- Born: July 3, 1998 (age 27) Brooklyn, New York City, New York

Sport
- Country: United States

= Anne Cebula =

American fencer and model (born 1998)

Anne Cebula (/səˈbuːlə/ sə-BOO-lə; born July 3, 1998) is an American épée fencer and model. She competed in the 2024 Summer Olympics.

A Brooklyn native daughter of Polish immigrants, Anne Cebula began fencing at the age of fifteen, at Brooklyn Technical High School. She saw the sport for the first time on television when she was 10 years old, after watching USA's Keeth Smart win the last team match against Russia at the Beijing 2008 Olympics. Her parents did not allow her to pursue it because of the costs.

One of the reasons she chose Brooklyn Tech was because of their free fencing club.

After showing potential, her high school coach, Bert Yaged, recommended that she try a summer camp at any club in the city.

She did a week-long day camp at Fencers Club in 2013, where she met coach Kornel Udvarhelyi. She worked with him until he moved to Boston in 2021.

After transferring from Fordham University to Barnard College during the second semester of her sophomore year, she walked onto Columbia University's fencing team. She qualified for the US Junior Team and attended Junior World Championships 2018 in Verona, Italy that semester.

Her junior year, she won NCAA Championships in Individual Women's Epee and in Overall Team. This made her the first Barnard College student in school history to win an individual national title in any sport.

The team won the Women's Ivy League Fencing Championships in 2018, 2019, and 2020. During her senior year, she qualified again for NCAA Championships, but it was cancelled due to the outbreak of the Covid-19 pandemic. She graduated in May 2020, majoring in Neuroscience & Behavior. Anne began working with coach Sergey Danilov in 2021 in preparation for the Olympic Games.

She finished as the highest ranked American in women's epee on May 1, 2024, qualifying for both the individual and team events.

In the individual event, she won her first match 15-14 against Rossella Fiamingo (three time Olympic medalist; eventual 2024 Olympic gold medalist in team). She lost her next match 13-15 against Auriane Mallo-Breton Olympic silver medalist in both individual and team).
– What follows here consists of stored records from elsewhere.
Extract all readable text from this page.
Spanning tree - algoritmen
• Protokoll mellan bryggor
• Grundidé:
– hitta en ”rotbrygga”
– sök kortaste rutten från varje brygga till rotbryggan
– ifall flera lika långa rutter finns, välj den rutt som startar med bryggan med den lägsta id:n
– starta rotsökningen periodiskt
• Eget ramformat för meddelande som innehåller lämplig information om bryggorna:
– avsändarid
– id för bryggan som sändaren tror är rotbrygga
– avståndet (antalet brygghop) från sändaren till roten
This resulted in her 13th place finish.

In the team event, she went +2 overall against Poland, but the overall team score ended at a loss, 29-31.The team fenced in the back bracket for placement and ended in 7th place.

While training, Anne worked as a professional model through Elite Model Management. She has worked with Khaite, Tory Burch, and Marc Jacobs - opening for him during the F/W 22 season.